The latest shot has been fired in the ongoing war of man versus machine.

'I'll take Artificial Intelligence, for all it's worth.' (Photo: Ben Hider/Getty)
Following the lead of Wilt Chamberlain, Adam vacated his native Philadelphia for Los Angeles following decades of acclaim and short shorts. He firmly believes that, when it comes to the opportunity for change, we’re on the goal line with bases loaded and no fouls to give. He also finds inspiration in mixed sports metaphors.

Watson, an IBM computer, will pit its artificial IQ against the organic intelligence of trivia super champs Ken Jennings and Brad Rutter on the biggest stage in brain games, Jeopardy! The trio will face off over three days of competition beginning Valentine's night, with the winner set to take home a non-virtual $1 million. 

IBM's fed the equivalent of a million pages of encyclopedia entries, puns, and questions into Watson's wired brain, along with an estimated billion or two dollars in R&D. 

But the souped-up PC isn't just here to play games.

"Now that we've taught Watson to play Jeopardy, we're exploring the best ways to use this kind of capability to solve real problems," says IBM's Vice President of Research Katherine Frase. "We're looking into what more we need to do to make it work for businesses." 

To compute Alex Trebek's clues, Watson must parse the langue of the question to determine exactly what is being asked, then provide an answer. "In the end, the technology has to come up with the right answer in the top position, and it has to have an estimation of how confident is it that the answer is correct," explains David Ferrucci, the Watson Project's principal investigator. "That's a tough, challenging thing to do."

After Watson wraps up its final final Jeopardy! question, the supercomputer will set off for less glamorous frontiers, perhaps serving as an assistant in hospitals, physicians' offices, or financial firms. The thinking machine's question-and-answer brain could prove enormously useful diagnosing patients and pinpointing clues to ailments that mere mortal brains may otherwise miss.  

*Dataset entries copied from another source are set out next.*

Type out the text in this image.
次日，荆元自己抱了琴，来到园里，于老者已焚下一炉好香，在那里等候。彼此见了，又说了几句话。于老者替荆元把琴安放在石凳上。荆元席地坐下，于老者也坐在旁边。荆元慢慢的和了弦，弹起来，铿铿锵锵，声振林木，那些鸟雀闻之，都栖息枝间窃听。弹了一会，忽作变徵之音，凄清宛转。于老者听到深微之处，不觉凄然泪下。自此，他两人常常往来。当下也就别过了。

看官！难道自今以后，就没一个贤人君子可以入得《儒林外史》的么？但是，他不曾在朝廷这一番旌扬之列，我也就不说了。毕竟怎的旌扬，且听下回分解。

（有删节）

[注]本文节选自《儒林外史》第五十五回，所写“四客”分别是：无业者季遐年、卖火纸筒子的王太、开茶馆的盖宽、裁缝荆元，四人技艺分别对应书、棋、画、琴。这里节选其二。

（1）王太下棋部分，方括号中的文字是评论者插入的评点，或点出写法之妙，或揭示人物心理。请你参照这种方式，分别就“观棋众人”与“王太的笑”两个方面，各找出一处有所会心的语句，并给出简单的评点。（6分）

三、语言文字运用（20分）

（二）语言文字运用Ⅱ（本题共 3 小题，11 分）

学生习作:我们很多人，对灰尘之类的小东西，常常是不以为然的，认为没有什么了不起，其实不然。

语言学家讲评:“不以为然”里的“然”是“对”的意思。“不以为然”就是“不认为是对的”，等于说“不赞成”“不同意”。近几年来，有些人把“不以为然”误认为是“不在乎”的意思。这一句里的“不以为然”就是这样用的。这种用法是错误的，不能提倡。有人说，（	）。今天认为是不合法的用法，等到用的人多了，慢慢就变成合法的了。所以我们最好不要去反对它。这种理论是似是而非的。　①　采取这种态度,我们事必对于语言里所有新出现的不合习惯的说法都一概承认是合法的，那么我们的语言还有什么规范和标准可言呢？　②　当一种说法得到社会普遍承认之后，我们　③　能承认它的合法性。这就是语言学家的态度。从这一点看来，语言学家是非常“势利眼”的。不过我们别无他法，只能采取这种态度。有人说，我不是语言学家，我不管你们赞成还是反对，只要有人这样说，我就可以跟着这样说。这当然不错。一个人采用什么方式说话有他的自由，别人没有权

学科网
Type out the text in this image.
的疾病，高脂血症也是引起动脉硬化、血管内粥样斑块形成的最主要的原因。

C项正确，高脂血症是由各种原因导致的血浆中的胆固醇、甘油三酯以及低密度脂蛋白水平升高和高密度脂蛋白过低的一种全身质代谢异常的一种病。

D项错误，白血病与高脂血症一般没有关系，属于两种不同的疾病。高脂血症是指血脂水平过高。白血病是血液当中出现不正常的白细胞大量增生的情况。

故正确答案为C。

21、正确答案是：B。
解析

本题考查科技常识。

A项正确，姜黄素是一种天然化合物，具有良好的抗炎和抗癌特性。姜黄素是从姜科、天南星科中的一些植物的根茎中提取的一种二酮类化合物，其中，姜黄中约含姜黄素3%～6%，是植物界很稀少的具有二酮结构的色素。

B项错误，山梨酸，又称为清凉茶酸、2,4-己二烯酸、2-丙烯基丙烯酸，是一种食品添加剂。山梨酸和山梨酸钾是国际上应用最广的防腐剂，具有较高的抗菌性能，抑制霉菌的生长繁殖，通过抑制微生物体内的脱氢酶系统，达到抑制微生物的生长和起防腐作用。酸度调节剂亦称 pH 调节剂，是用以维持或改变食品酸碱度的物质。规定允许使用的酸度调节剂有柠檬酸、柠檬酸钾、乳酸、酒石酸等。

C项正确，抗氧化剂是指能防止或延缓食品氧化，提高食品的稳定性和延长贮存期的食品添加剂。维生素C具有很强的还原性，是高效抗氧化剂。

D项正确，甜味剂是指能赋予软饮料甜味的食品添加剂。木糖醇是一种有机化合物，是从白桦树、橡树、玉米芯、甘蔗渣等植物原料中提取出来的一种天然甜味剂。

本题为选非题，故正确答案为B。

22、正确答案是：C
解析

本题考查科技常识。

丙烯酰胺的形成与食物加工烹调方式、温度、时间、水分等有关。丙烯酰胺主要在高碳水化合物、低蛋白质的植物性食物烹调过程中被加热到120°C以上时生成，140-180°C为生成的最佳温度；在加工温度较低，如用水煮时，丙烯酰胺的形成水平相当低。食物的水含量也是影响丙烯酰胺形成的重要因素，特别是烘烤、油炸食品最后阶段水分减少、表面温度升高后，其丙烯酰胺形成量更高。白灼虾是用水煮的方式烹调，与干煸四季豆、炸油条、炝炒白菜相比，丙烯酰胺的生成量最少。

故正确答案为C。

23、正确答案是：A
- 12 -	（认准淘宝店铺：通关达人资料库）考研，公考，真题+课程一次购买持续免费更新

As for the computer's small screen debut, journalist Bruce Upbin doesn't expect the human race to best the supercomputer. "How do I know Watson will win?" he writes, "because I played two rounds against the 'world’s smartest machine' last week and lost badly." Not only does it have total recall of its digital data, Watson is also quick on the draw, buzzing in answers faster and more accurately than its fleshy competitors. 

Sore losing aside, Upbin expects big things in Watson's real world applications. "This is powerful stuff."